Anti-vaxxers

If you personally believe that it is the correct moral choice to elect[1] not to have the people you are responsible for vaccinated, this post will not make you very happy. I'm being a lot more charitable to you than most are, but I still end up being condescending and rude. I'm sorry -- I'd like to have a civil conversation sometime to try and change your mind without resorting to condescension -- but this article wasn't written for you; it was written about you, for people who already agree with me.

If you personally believe that electing to have the people you are responsible for (including yourself) vaccinated is the right thing to do, welcome! We agree on this point! If you think I'm writing an apologia excusing the anti-vax movement, I promise you that that's not my intention.

Ross Douthat (no relation) has a great piece in the New York Times yesterday, profiling (and stereotyping, yes) the three kinds of anti-vaxxers you meet (if, y'know, you're the sort of person who meets lots of anti-vaxxers):

So the philosophical issues are tangled: Just as the anti-vaxx idea cuts across the partisan divide, so do the reasons for its flourishing cut across ideological visions of how best to organize society, how people should relate to the local, the national, the corporate, what kinds of dissent are healthy and what forms we should prefer dissent to take. This is good news, in a way, because (to return to where I began) it makes the issue very unlikely to ever polarize along partisan lines. But it also makes it a hard phenomenon to wrestle into submission, because however misguided it’s bound up in patterns and instincts that both left and right -- and all Americans, really -- sometimes appreciate, partake of, and defend. (...)

The three types aren't broken out in the quote, but they are in the article, and [spoilers] break up roughly into:

  • Underinformed
  • Some combination of (willfully) misinformed, selfish, and callous
  • Intensely distrustful/afraid of modern medicine (perhaps after a bad experience), who literally believe that statistics are not predictive of their (families') future experiences

One and a half of these groups can be reasoned with civilly, and the others, you should just walk away from. After all, herd immunity works, even if there are immunizable defectors. Though, to be fair, some of the obstinant defectors can be coerced into it by the same mechanisms we use to coerce libertarians into paying taxes, as Frederik deBoer argues, and which Douthat suspects we may not actiually need:

My sense has been that the pro-vaccination consensus is powerful enough, and rates of noncompliance/opting-out low enough, that a free society can afford to allow people with these kind of highly-abnormal experiences to chart their own course... (...)

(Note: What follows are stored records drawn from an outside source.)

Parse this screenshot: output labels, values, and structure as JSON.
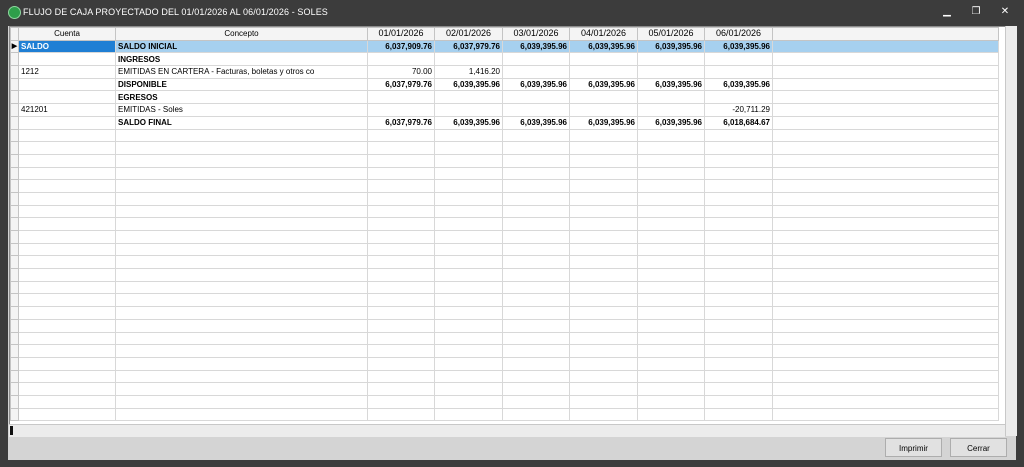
{
  "window": {
    "title": "FLUJO DE CAJA PROYECTADO DEL 01/01/2026 AL 06/01/2026  -  SOLES",
    "minimize_glyph": "▁",
    "restore_glyph": "❐",
    "close_glyph": "✕"
  },
  "table": {
    "columns": [
      "Cuenta",
      "Concepto",
      "01/01/2026",
      "02/01/2026",
      "03/01/2026",
      "04/01/2026",
      "05/01/2026",
      "06/01/2026"
    ],
    "current_row_marker": "▶",
    "rows": [
      {
        "cuenta": "SALDO",
        "concepto": "SALDO INICIAL",
        "values": [
          "6,037,909.76",
          "6,037,979.76",
          "6,039,395.96",
          "6,039,395.96",
          "6,039,395.96",
          "6,039,395.96"
        ],
        "bold": true,
        "selected": true
      },
      {
        "cuenta": "",
        "concepto": "INGRESOS",
        "values": [
          "",
          "",
          "",
          "",
          "",
          ""
        ],
        "bold": true,
        "selected": false
      },
      {
        "cuenta": "1212",
        "concepto": "EMITIDAS EN CARTERA - Facturas, boletas y otros co",
        "values": [
          "70.00",
          "1,416.20",
          "",
          "",
          "",
          ""
        ],
        "bold": false,
        "selected": false
      },
      {
        "cuenta": "",
        "concepto": "DISPONIBLE",
        "values": [
          "6,037,979.76",
          "6,039,395.96",
          "6,039,395.96",
          "6,039,395.96",
          "6,039,395.96",
          "6,039,395.96"
        ],
        "bold": true,
        "selected": false
      },
      {
        "cuenta": "",
        "concepto": "EGRESOS",
        "values": [
          "",
          "",
          "",
          "",
          "",
          ""
        ],
        "bold": true,
        "selected": false
      },
      {
        "cuenta": "421201",
        "concepto": "EMITIDAS - Soles",
        "values": [
          "",
          "",
          "",
          "",
          "",
          "-20,711.29"
        ],
        "bold": false,
        "selected": false
      },
      {
        "cuenta": "",
        "concepto": "SALDO FINAL",
        "values": [
          "6,037,979.76",
          "6,039,395.96",
          "6,039,395.96",
          "6,039,395.96",
          "6,039,395.96",
          "6,018,684.67"
        ],
        "bold": true,
        "selected": false
      }
    ]
  },
  "buttons": {
    "print_label": "Imprimir",
    "close_label": "Cerrar"
  }
}
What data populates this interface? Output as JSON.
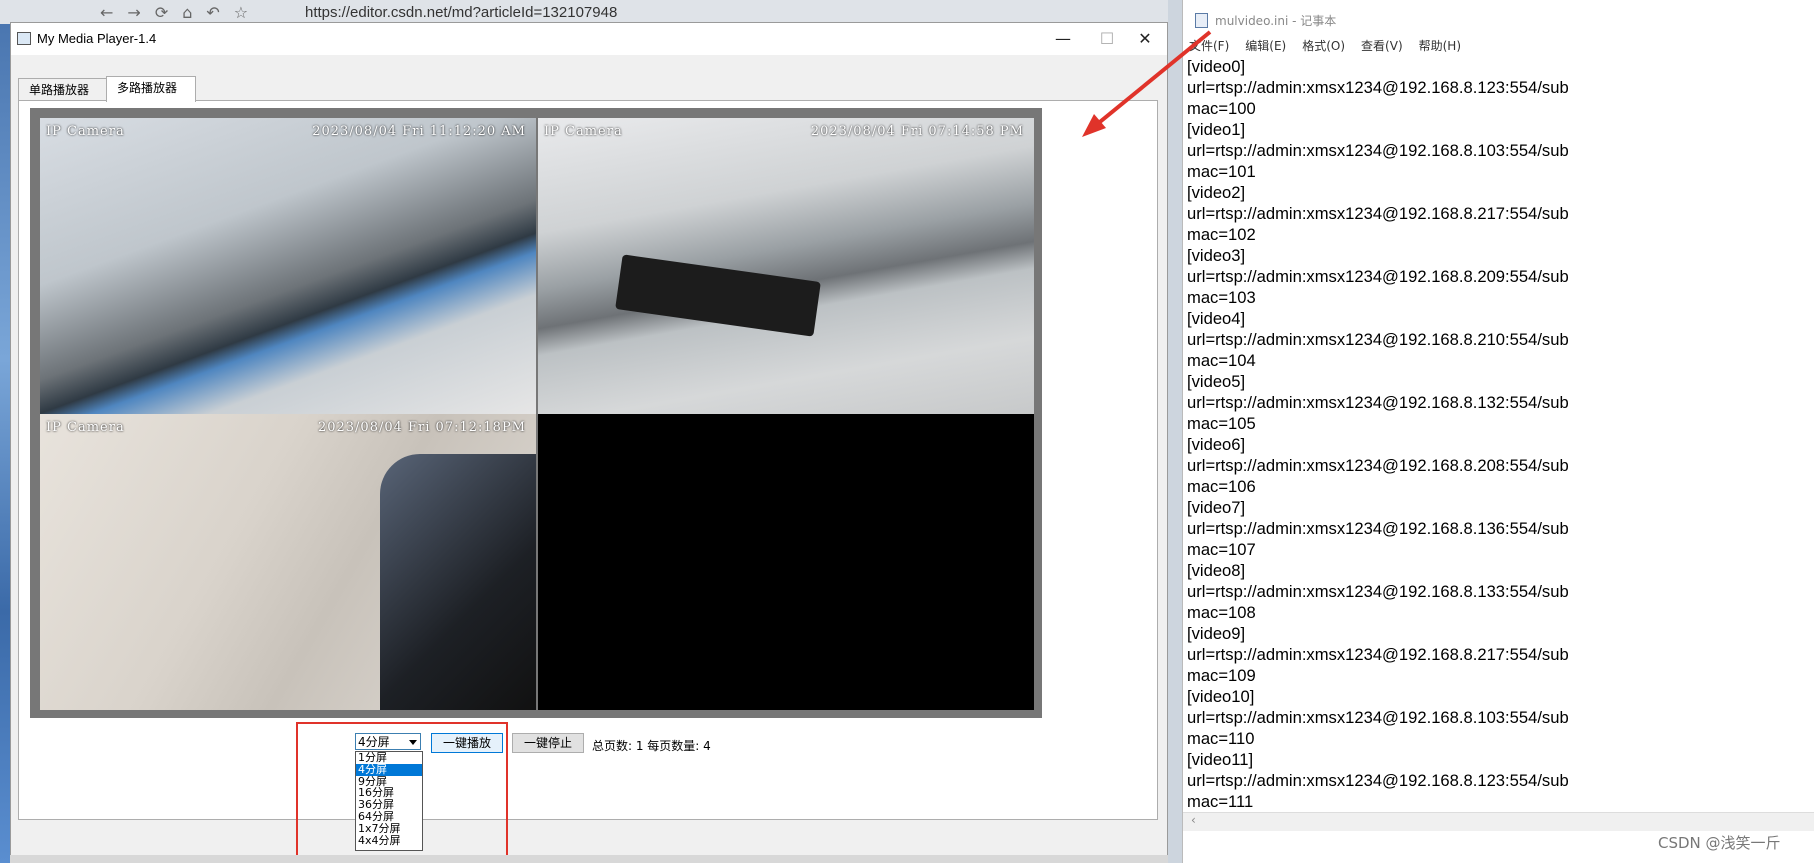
{
  "browser": {
    "url": "https://editor.csdn.net/md?articleId=132107948"
  },
  "player": {
    "title": "My Media Player-1.4",
    "tabs": [
      "单路播放器",
      "多路播放器"
    ],
    "cells": [
      {
        "osd_left": "IP Camera",
        "osd_right": "2023/08/04 Fri 11:12:20 AM"
      },
      {
        "osd_left": "IP Camera",
        "osd_right": "2023/08/04 Fri 07:14:58 PM"
      },
      {
        "osd_left": "IP Camera",
        "osd_right": "2023/08/04 Fri 07:12:18PM"
      },
      {
        "osd_left": "",
        "osd_right": ""
      }
    ],
    "layout_select": {
      "value": "4分屏",
      "options": [
        "1分屏",
        "4分屏",
        "9分屏",
        "16分屏",
        "36分屏",
        "64分屏",
        "1x7分屏",
        "4x4分屏"
      ],
      "selected_index": 1
    },
    "play_all": "一键播放",
    "stop_all": "一键停止",
    "page_info": "总页数: 1 每页数量: 4"
  },
  "notepad": {
    "title": "mulvideo.ini - 记事本",
    "menu": [
      "文件(F)",
      "编辑(E)",
      "格式(O)",
      "查看(V)",
      "帮助(H)"
    ],
    "lines": [
      "[video0]",
      "url=rtsp://admin:xmsx1234@192.168.8.123:554/sub",
      "mac=100",
      "[video1]",
      "url=rtsp://admin:xmsx1234@192.168.8.103:554/sub",
      "mac=101",
      "[video2]",
      "url=rtsp://admin:xmsx1234@192.168.8.217:554/sub",
      "mac=102",
      "[video3]",
      "url=rtsp://admin:xmsx1234@192.168.8.209:554/sub",
      "mac=103",
      "[video4]",
      "url=rtsp://admin:xmsx1234@192.168.8.210:554/sub",
      "mac=104",
      "[video5]",
      "url=rtsp://admin:xmsx1234@192.168.8.132:554/sub",
      "mac=105",
      "[video6]",
      "url=rtsp://admin:xmsx1234@192.168.8.208:554/sub",
      "mac=106",
      "[video7]",
      "url=rtsp://admin:xmsx1234@192.168.8.136:554/sub",
      "mac=107",
      "[video8]",
      "url=rtsp://admin:xmsx1234@192.168.8.133:554/sub",
      "mac=108",
      "[video9]",
      "url=rtsp://admin:xmsx1234@192.168.8.217:554/sub",
      "mac=109",
      "[video10]",
      "url=rtsp://admin:xmsx1234@192.168.8.103:554/sub",
      "mac=110",
      "[video11]",
      "url=rtsp://admin:xmsx1234@192.168.8.123:554/sub",
      "mac=111"
    ]
  },
  "watermark": "CSDN @浅笑一斤",
  "colors": {
    "annotation_red": "#e0332a",
    "selection_blue": "#0078d7"
  }
}
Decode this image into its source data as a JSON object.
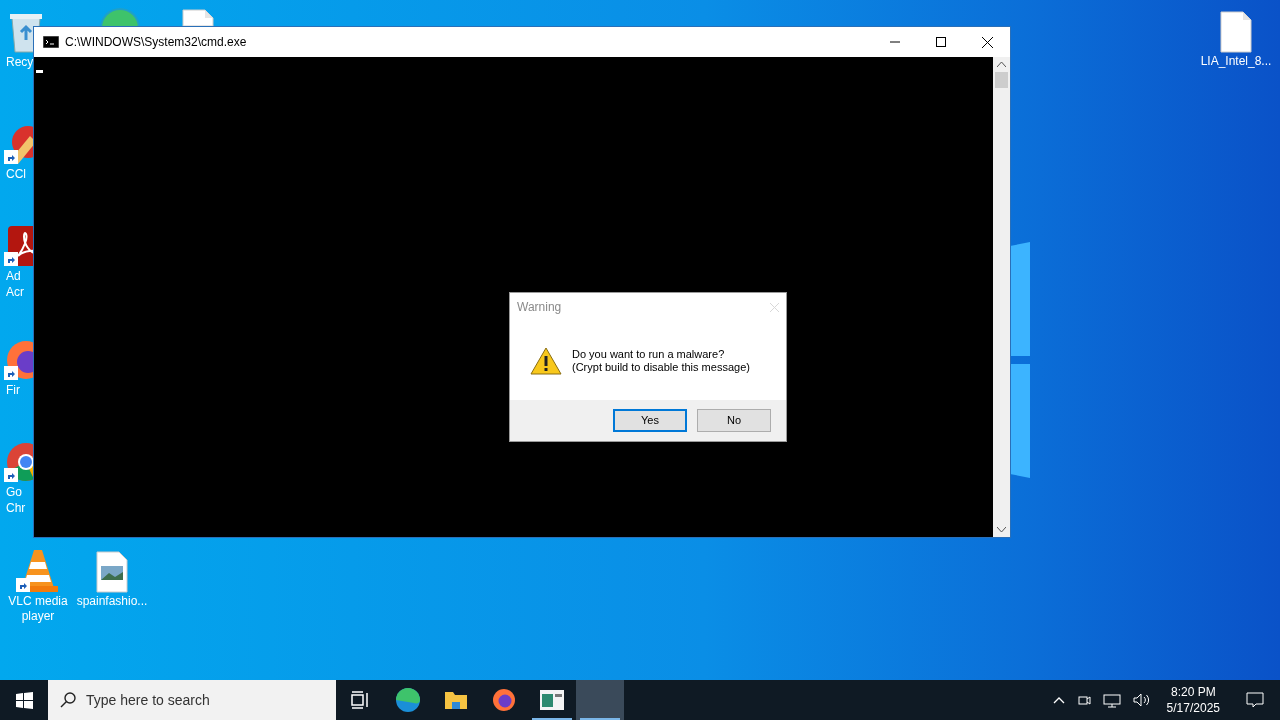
{
  "desktop_icons": [
    {
      "kind": "recycle",
      "label": "Recy",
      "shortcut": false
    },
    {
      "kind": "edge",
      "shortcut": false
    },
    {
      "kind": "document",
      "shortcut": false
    },
    {
      "kind": "ccleaner",
      "label": "CCl",
      "shortcut": true
    },
    {
      "kind": "acrobat",
      "label": "Ad Acr",
      "shortcut": true
    },
    {
      "kind": "firefox",
      "label": "Fir",
      "shortcut": true
    },
    {
      "kind": "chrome",
      "label": "Go Chr",
      "shortcut": true
    },
    {
      "kind": "vlc",
      "label": "VLC media player",
      "shortcut": true
    },
    {
      "kind": "image",
      "label": "spainfashio...",
      "shortcut": false
    },
    {
      "kind": "file",
      "label": "LIA_Intel_8...",
      "shortcut": false
    }
  ],
  "window": {
    "title": "C:\\WINDOWS\\System32\\cmd.exe",
    "cursor": true
  },
  "dialog": {
    "title": "Warning",
    "close_disabled": true,
    "message_lines": [
      "Do you want to run a malware?",
      "(Crypt build to disable this message)"
    ],
    "buttons": [
      {
        "label": "Yes",
        "default": true
      },
      {
        "label": "No",
        "default": false
      }
    ]
  },
  "taskbar": {
    "search": {
      "placeholder": "Type here to search"
    },
    "items": [
      {
        "kind": "taskview",
        "active": false,
        "focused": false
      },
      {
        "kind": "edge",
        "active": false,
        "focused": false
      },
      {
        "kind": "explorer",
        "active": false,
        "focused": false
      },
      {
        "kind": "firefox",
        "active": false,
        "focused": false
      },
      {
        "kind": "app",
        "active": true,
        "focused": false
      },
      {
        "kind": "blank",
        "active": true,
        "focused": true
      }
    ],
    "time": "8:20 PM",
    "date": "5/17/2025"
  }
}
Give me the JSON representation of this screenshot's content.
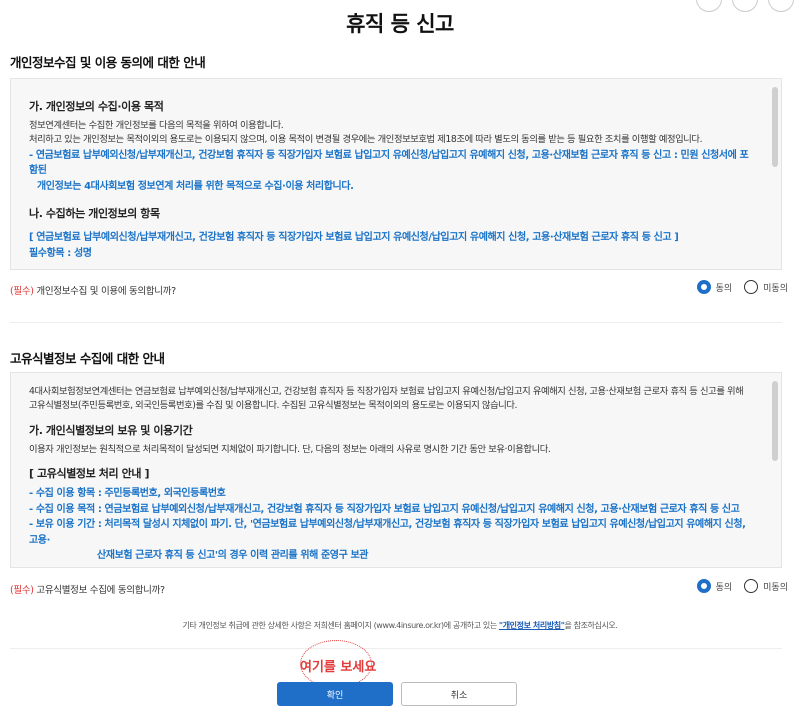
{
  "page": {
    "title": "휴직 등 신고"
  },
  "section1": {
    "title": "개인정보수집 및 이용 동의에 대한 안내",
    "a_title": "가. 개인정보의 수집·이용 목적",
    "a_line1": "정보연계센터는 수집한 개인정보를 다음의 목적을 위하여 이용합니다.",
    "a_line2": "처리하고 있는 개인정보는 목적이외의 용도로는 이용되지 않으며, 이용 목적이 변경될 경우에는 개인정보보호법 제18조에 따라 별도의 동의를 받는 등 필요한 조치를 이행할 예정입니다.",
    "a_blue1": "- 연금보험료 납부예외신청/납부재개신고, 건강보험 휴직자 등 직장가입자 보험료 납입고지 유예신청/납입고지 유예해지 신청, 고용·산재보험 근로자 휴직 등 신고 : 민원 신청서에 포함된",
    "a_blue2": "개인정보는 4대사회보험 정보연계 처리를 위한 목적으로 수집·이용 처리합니다.",
    "b_title": "나. 수집하는 개인정보의 항목",
    "b_blue1": "[ 연금보험료 납부예외신청/납부재개신고, 건강보험 휴직자 등 직장가입자 보험료 납입고지 유예신청/납입고지 유예해지 신청, 고용·산재보험 근로자 휴직 등 신고 ]",
    "b_blue2": "필수항목 : 성명",
    "question_req": "(필수)",
    "question": " 개인정보수집 및 이용에 동의합니까?",
    "agree": "동의",
    "disagree": "미동의"
  },
  "section2": {
    "title": "고유식별정보 수집에 대한 안내",
    "intro1": "4대사회보험정보연계센터는 연금보험료 납부예외신청/납부재개신고, 건강보험 휴직자 등 직장가입자 보험료 납입고지 유예신청/납입고지 유예해지 신청, 고용·산재보험 근로자 휴직 등 신고를 위해",
    "intro2": "고유식별정보(주민등록번호, 외국인등록번호)를 수집 및 이용합니다. 수집된 고유식별정보는 목적이외의 용도로는 이용되지 않습니다.",
    "a_title": "가. 개인식별정보의 보유 및 이용기간",
    "a_line1": "이용자 개인정보는 원칙적으로 처리목적이 달성되면 지체없이 파기합니다. 단, 다음의 정보는 아래의 사유로 명시한 기간 동안 보유·이용합니다.",
    "b_title": "[ 고유식별정보 처리 안내 ]",
    "item1": "- 수집 이용 항목 : 주민등록번호, 외국인등록번호",
    "item2": "- 수집 이용 목적 : 연금보험료 납부예외신청/납부재개신고, 건강보험 휴직자 등 직장가입자 보험료 납입고지 유예신청/납입고지 유예해지 신청, 고용·산재보험 근로자 휴직 등 신고",
    "item3a": "- 보유 이용 기간 : 처리목적 달성시 지체없이 파기. 단, '연금보험료 납부예외신청/납부재개신고, 건강보험 휴직자 등 직장가입자 보험료 납입고지 유예신청/납입고지 유예해지 신청, 고용·",
    "item3b": "산재보험 근로자 휴직 등 신고'의 경우 이력 관리를 위해 준영구 보관",
    "question_req": "(필수)",
    "question": " 고유식별정보 수집에 동의합니까?",
    "agree": "동의",
    "disagree": "미동의"
  },
  "notice": {
    "pre": "기타 개인정보 취급에 관한 상세한 사항은 저희센터 홈페이지 (www.4insure.or.kr)에 공개하고 있는 ",
    "link": "\"개인정보 처리방침\"",
    "post": "을 참조하십시오."
  },
  "hint": "여기를 보세요",
  "buttons": {
    "confirm": "확인",
    "cancel": "취소"
  }
}
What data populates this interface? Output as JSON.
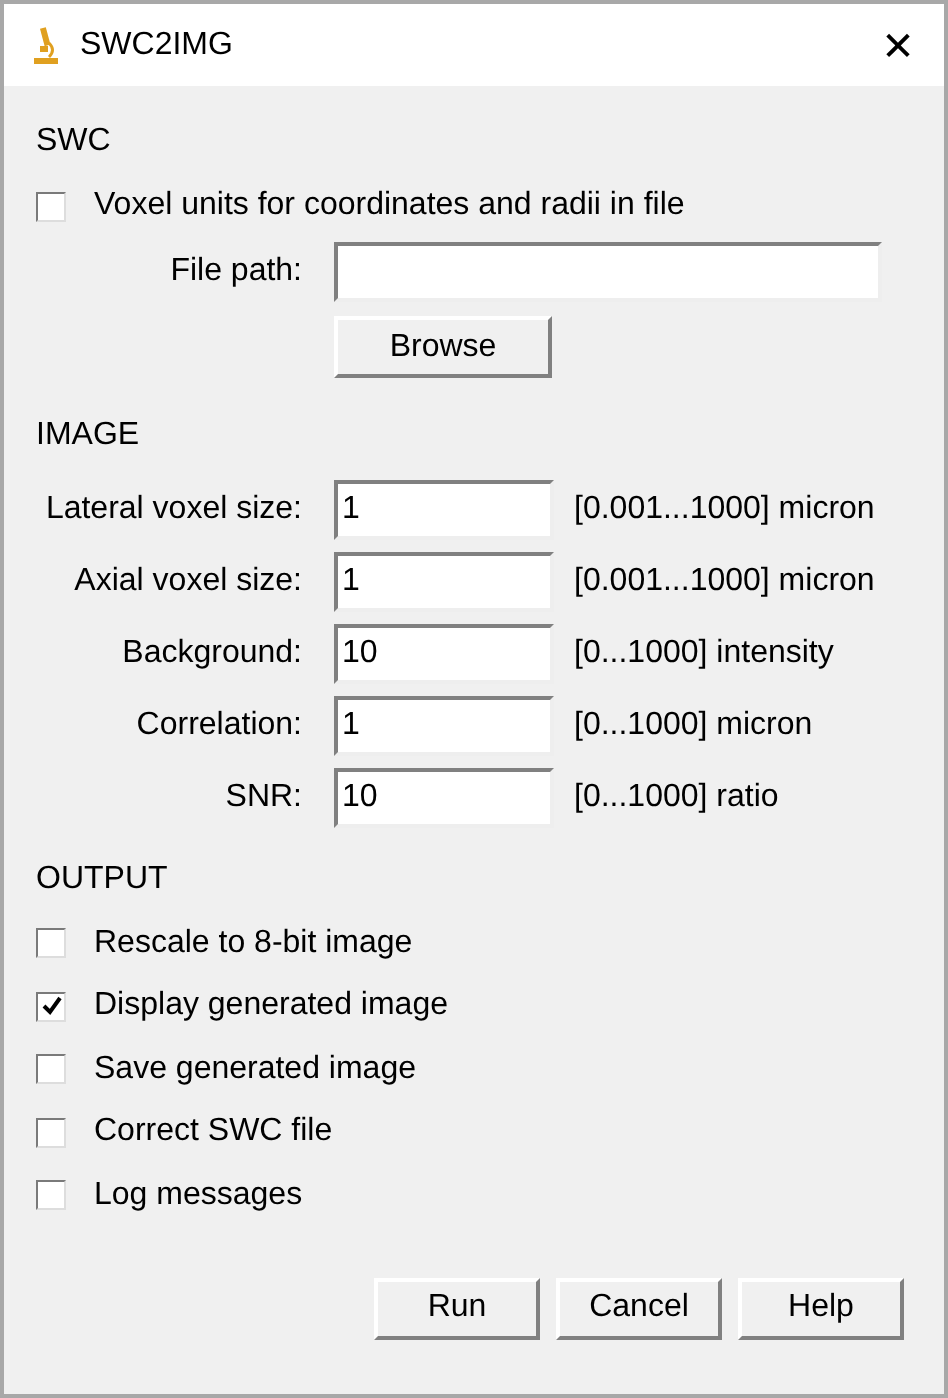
{
  "window": {
    "title": "SWC2IMG",
    "close": "✕"
  },
  "swc": {
    "heading": "SWC",
    "checkbox": {
      "label": "Voxel units for coordinates and radii in file",
      "checked": false
    },
    "file_path": {
      "label": "File path:"
    },
    "browse": "Browse"
  },
  "image": {
    "heading": "IMAGE",
    "fields": [
      {
        "label": "Lateral voxel size:",
        "value": "1",
        "range": "[0.001...1000] micron"
      },
      {
        "label": "Axial voxel size:",
        "value": "1",
        "range": "[0.001...1000] micron"
      },
      {
        "label": "Background:",
        "value": "10",
        "range": "[0...1000] intensity"
      },
      {
        "label": "Correlation:",
        "value": "1",
        "range": "[0...1000] micron"
      },
      {
        "label": "SNR:",
        "value": "10",
        "range": "[0...1000] ratio"
      }
    ]
  },
  "output": {
    "heading": "OUTPUT",
    "options": [
      {
        "label": "Rescale to 8-bit image",
        "checked": false
      },
      {
        "label": "Display generated image",
        "checked": true
      },
      {
        "label": "Save generated image",
        "checked": false
      },
      {
        "label": "Correct SWC file",
        "checked": false
      },
      {
        "label": "Log messages",
        "checked": false
      }
    ]
  },
  "buttons": [
    "Run",
    "Cancel",
    "Help"
  ]
}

Unfortunately, it seems to be quite fashionable (among surprisingly sensible people) to take to social media and be Very Loudly Outraged at the very worst, most vocal anti-vax advocates. This tactic, I think, is supposed to convince anyone still on the fence that This Is An Important Issue, and, more importantly, that the pro-vax position is the Definitely Right one.

This, it seems to me, is the wrong way to go about it, in that it ends up convincing neither the people you're yelling at, nor other skeptics listening to you tell. Let's take a brief digression through Ozy Frantz's perpetually-relevant Thing of Things | On Believing Things About Your Political Enemies:

My brain is continually surprised when anti-[vaxxers] are people.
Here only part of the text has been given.